我拎着吉他包从那个无聊的晚会出来的时候,还是小雪。
雪在记忆里是个稀有的东西,就是一坨一坨白乎乎的碎冰冰。自从到了北方的大学,雪,就变的是一件常事了。一早起床看见窗外的白,兴高采烈的向朋友炫耀,发到空间动态。一位远在比家乡还南的挚友曾写信与我,说羡慕那在雪中漫步的感觉,羡慕在雪中捧着一杯热饮,与心爱的人相视。
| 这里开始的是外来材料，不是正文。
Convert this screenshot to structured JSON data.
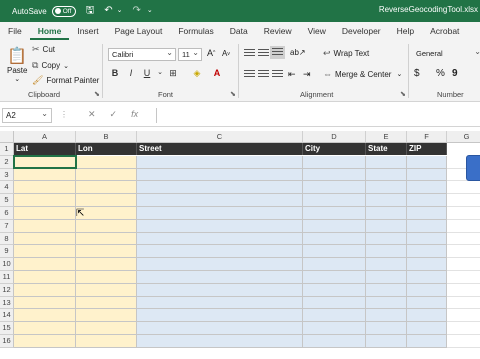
{
  "titlebar": {
    "autosave_label": "AutoSave",
    "autosave_state": "Off",
    "filename": "ReverseGeocodingTool.xlsx"
  },
  "tabs": [
    "File",
    "Home",
    "Insert",
    "Page Layout",
    "Formulas",
    "Data",
    "Review",
    "View",
    "Developer",
    "Help",
    "Acrobat"
  ],
  "active_tab": "Home",
  "ribbon": {
    "clipboard": {
      "paste": "Paste",
      "cut": "Cut",
      "copy": "Copy",
      "format_painter": "Format Painter",
      "label": "Clipboard"
    },
    "font": {
      "font_name": "Calibri",
      "font_size": "11",
      "bold": "B",
      "italic": "I",
      "underline": "U",
      "label": "Font"
    },
    "alignment": {
      "wrap_text": "Wrap Text",
      "merge_center": "Merge & Center",
      "label": "Alignment"
    },
    "number": {
      "format": "General",
      "currency": "$",
      "percent": "%",
      "label": "Number"
    }
  },
  "formula_bar": {
    "name_box": "A2",
    "fx": "fx",
    "content": ""
  },
  "columns": [
    "A",
    "B",
    "C",
    "D",
    "E",
    "F",
    "G"
  ],
  "rows": [
    "1",
    "2",
    "3",
    "4",
    "5",
    "6",
    "7",
    "8",
    "9",
    "10",
    "11",
    "12",
    "13",
    "14",
    "15",
    "16"
  ],
  "header_row": [
    "Lat",
    "Lon",
    "Street",
    "City",
    "State",
    "ZIP"
  ],
  "colors": {
    "excel_green": "#217346",
    "header_dark": "#333333",
    "latlon_fill": "#fff2cc",
    "address_fill": "#dde8f4"
  }
}
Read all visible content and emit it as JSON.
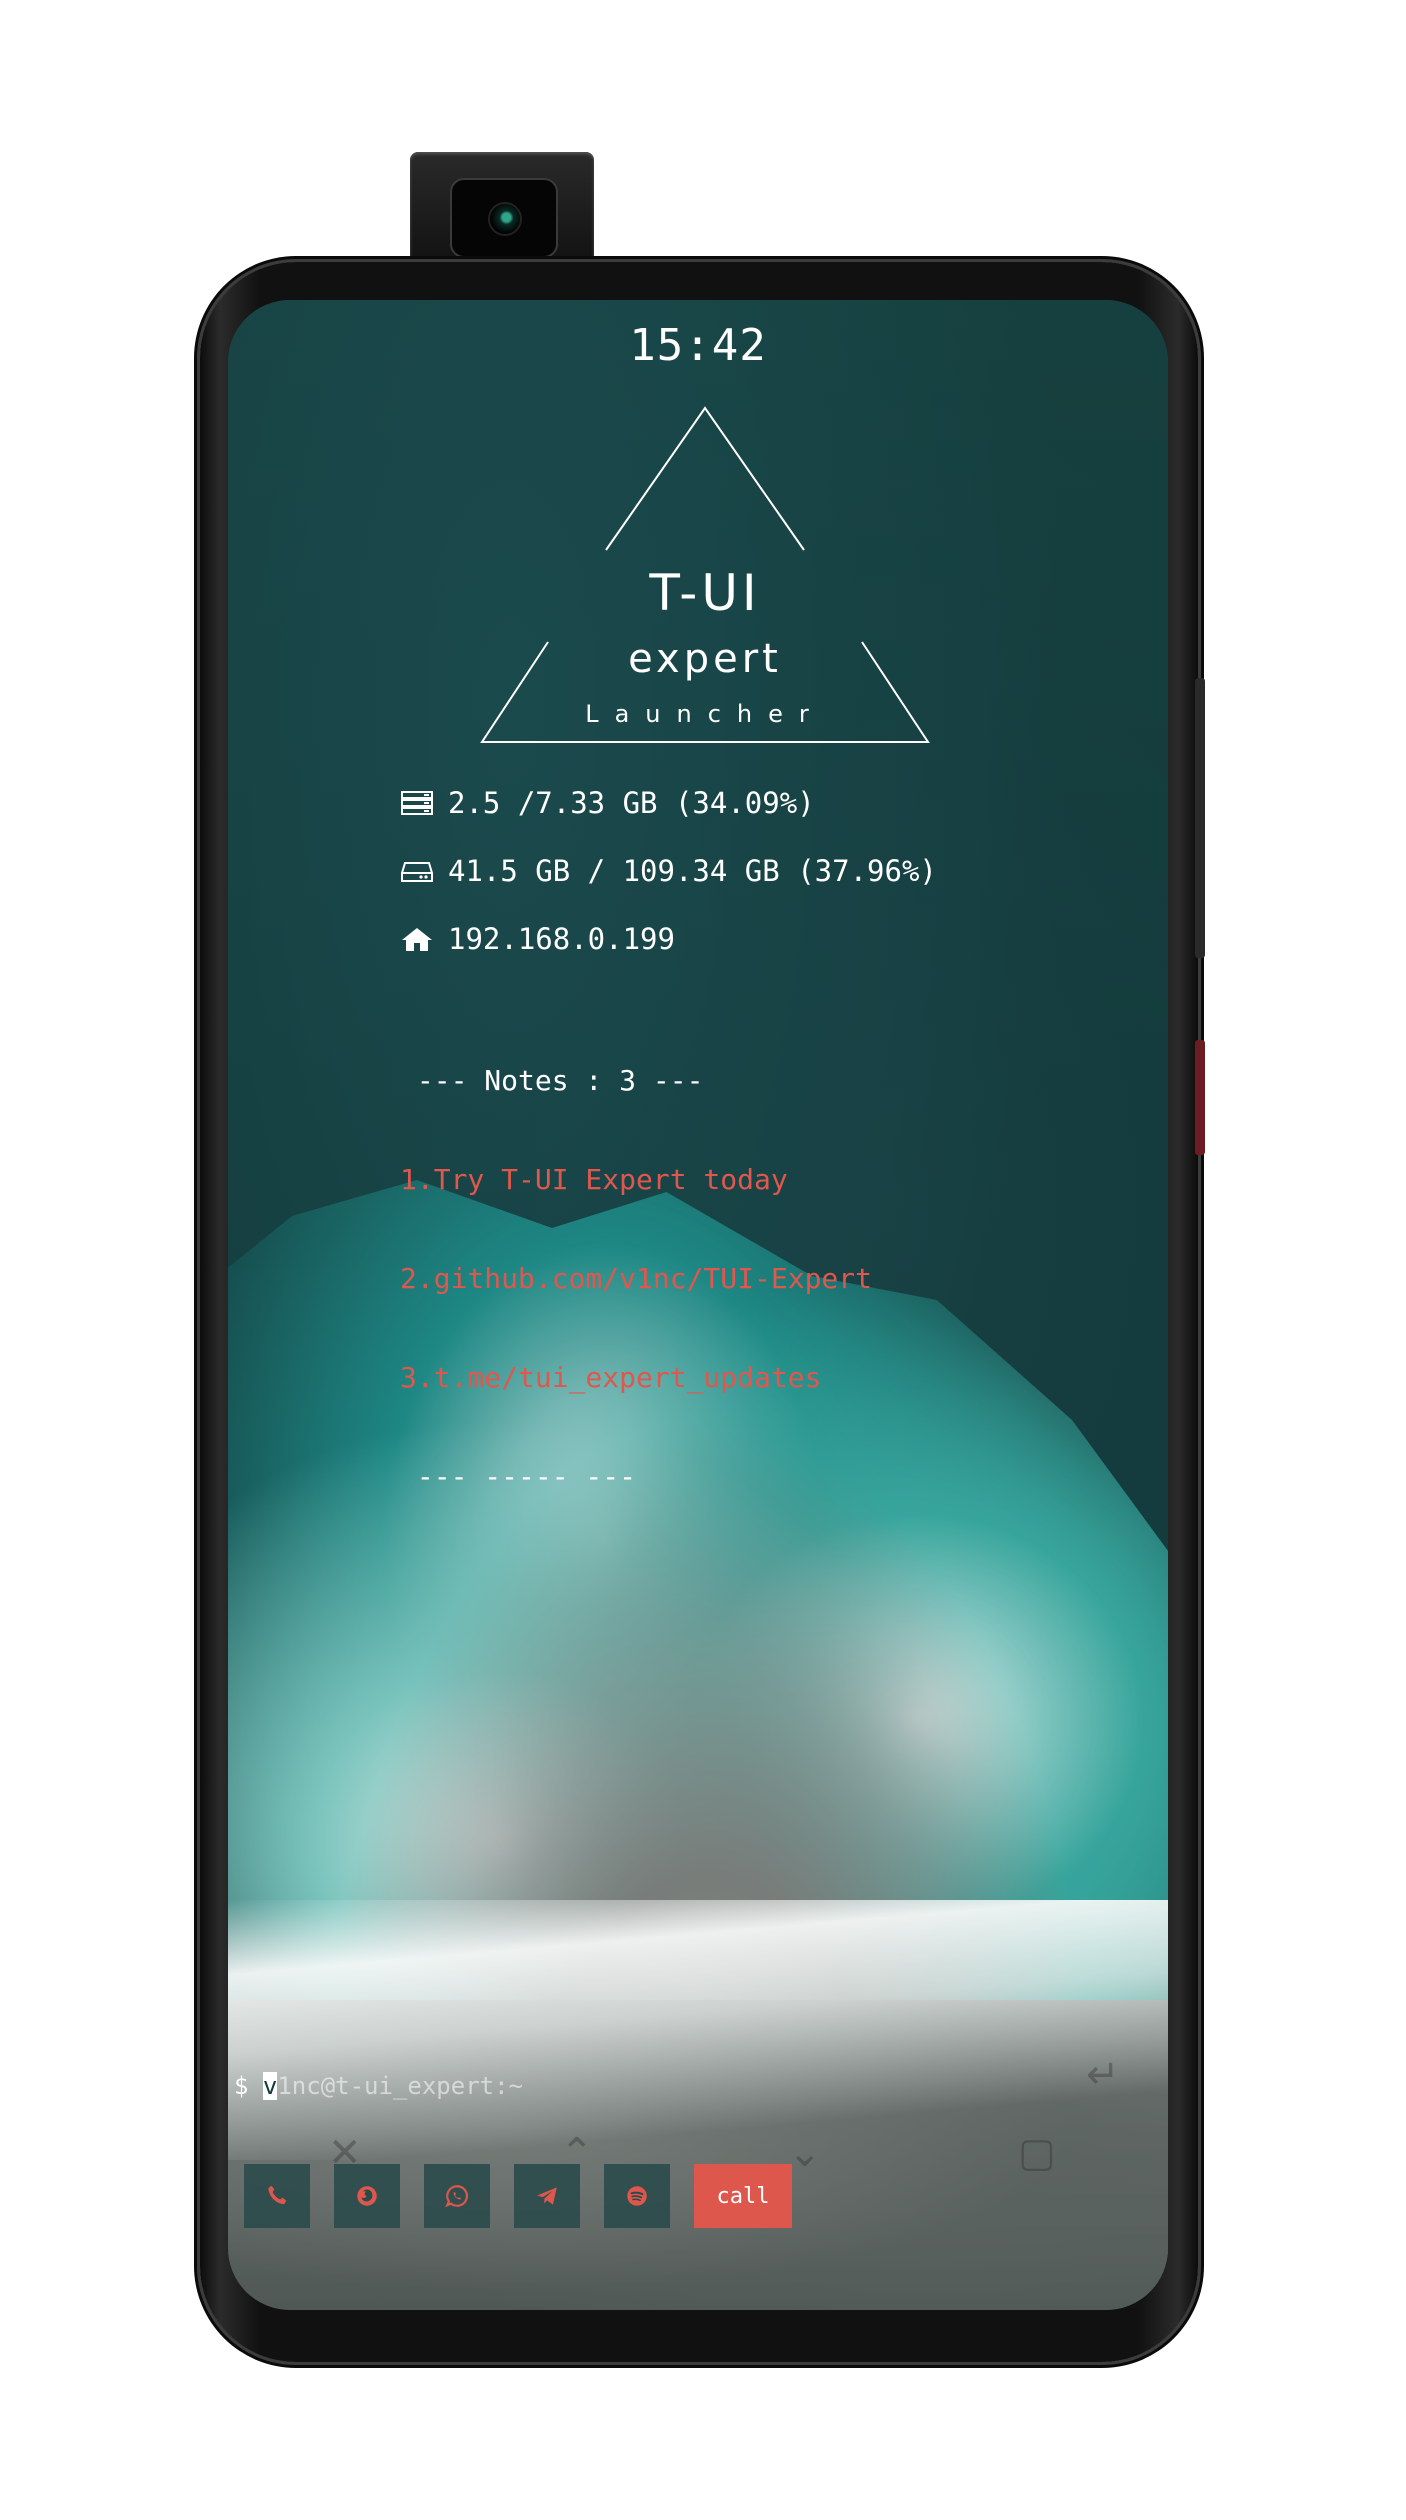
{
  "status": {
    "clock": "15:42"
  },
  "logo": {
    "line1": "T-UI",
    "line2": "expert",
    "line3": "Launcher"
  },
  "info": {
    "ram": {
      "icon": "memory-icon",
      "text": "2.5 /7.33 GB (34.09%)"
    },
    "storage": {
      "icon": "drive-icon",
      "text": "41.5 GB / 109.34 GB (37.96%)"
    },
    "network": {
      "icon": "home-icon",
      "text": "192.168.0.199"
    }
  },
  "notes": {
    "header": " --- Notes : 3 ---",
    "items": [
      "1.Try T-UI Expert today",
      "2.github.com/v1nc/TUI-Expert",
      "3.t.me/tui_expert_updates"
    ],
    "footer": " --- ----- ---"
  },
  "terminal": {
    "prompt_symbol": "$ ",
    "cursor_char": "v",
    "user": "1nc@t-ui_expert:~"
  },
  "dock": {
    "buttons": [
      {
        "icon": "phone-icon"
      },
      {
        "icon": "firefox-icon"
      },
      {
        "icon": "whatsapp-icon"
      },
      {
        "icon": "telegram-icon"
      },
      {
        "icon": "spotify-icon"
      }
    ],
    "call_label": "call"
  },
  "colors": {
    "accent_red": "#de574d",
    "note_red": "#e0574d",
    "text": "#ffffff",
    "dock_bg": "#2a4a4b"
  }
}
可惜,忙碌的大学生活未能让我好好的于雪中漫步,我爱的人,也远在家乡。
我拎着吉他包从那个无聊的晚会出来的时候,还是小雪。虽然吉他在我这些年的生活里还算是比较重要,而我弹的并不好,如若不是部长要求,我也不至于在晚会上强行装逼。
我拎着吉他包从那无聊的晚会上出来的时候,还是小雪。雪花在路灯下飘飘洒洒。学校的街道这个点没几个人,玩会还没结束,今天又是周六。我竟看雪看得出了神。氤氲却干燥的操场充斥着无数的雾霾和在高灯映照下清晰的像是从脑子里下出来的雪。
我坐在路边,昏黄色的路灯侵蚀着我乱糟糟的头发,我点了一支烟,便宜的烟,趁热欣赏这美景。
雪花从黑夜里悄无声息的一股脑窜出来,翻滚着,勇往直前,一群接一群,快得我都感觉到了时间真的从我的指间划过。路灯不会动,他只是像阿诗玛一样站着,站在高处,那个有更多雪花的地方。当雪花划过雾霾,雾霾开始了生命中少有人看到的流动,如我手中烟蒂升起的蓝烟,曲折的让人想到自己的肠子,柔滑的像你爱人的脸庞,似一个黑洞,吸住了你所有的思想,如勾住了你魂魄的太极图,不自觉的就想往里钻。
一些雪花没让雾霾挡住了去路,或者说,他们更冷漠。他们有高有矮,有胖有瘦,勇往直前,在地心引力的鼓励下,势不可挡。当这些雪花快接近地面的时候——那个最接近死亡的地方,出人意料的,他们缓缓的,绕着圈的,最后还是落在了地上,变成了不足一滴的水。他们在落地之前是不是也会思考自己的一生,思考自己一路上是如何的出人头地,没有在空中的时候为雾霾而改变自己的轨迹,思考自己这一生的得失,思考,接下来的死亡。
雪花飘飘洒洒,人生起起落落,雪花落地前的勇往直前,你年轻时的奋不顾身,雪花落地之前的思考,人生走到尽头的其言也善。我不知道这些东西哪里相似,何处相反,我,才19岁。
路边过来两个人,一人对另一人小声嘀咕:“装逼呢吧!”。我抿嘴一笑,看了看脚边的烟蒂和吉他包上面的雪迹,嗯,是时候走了。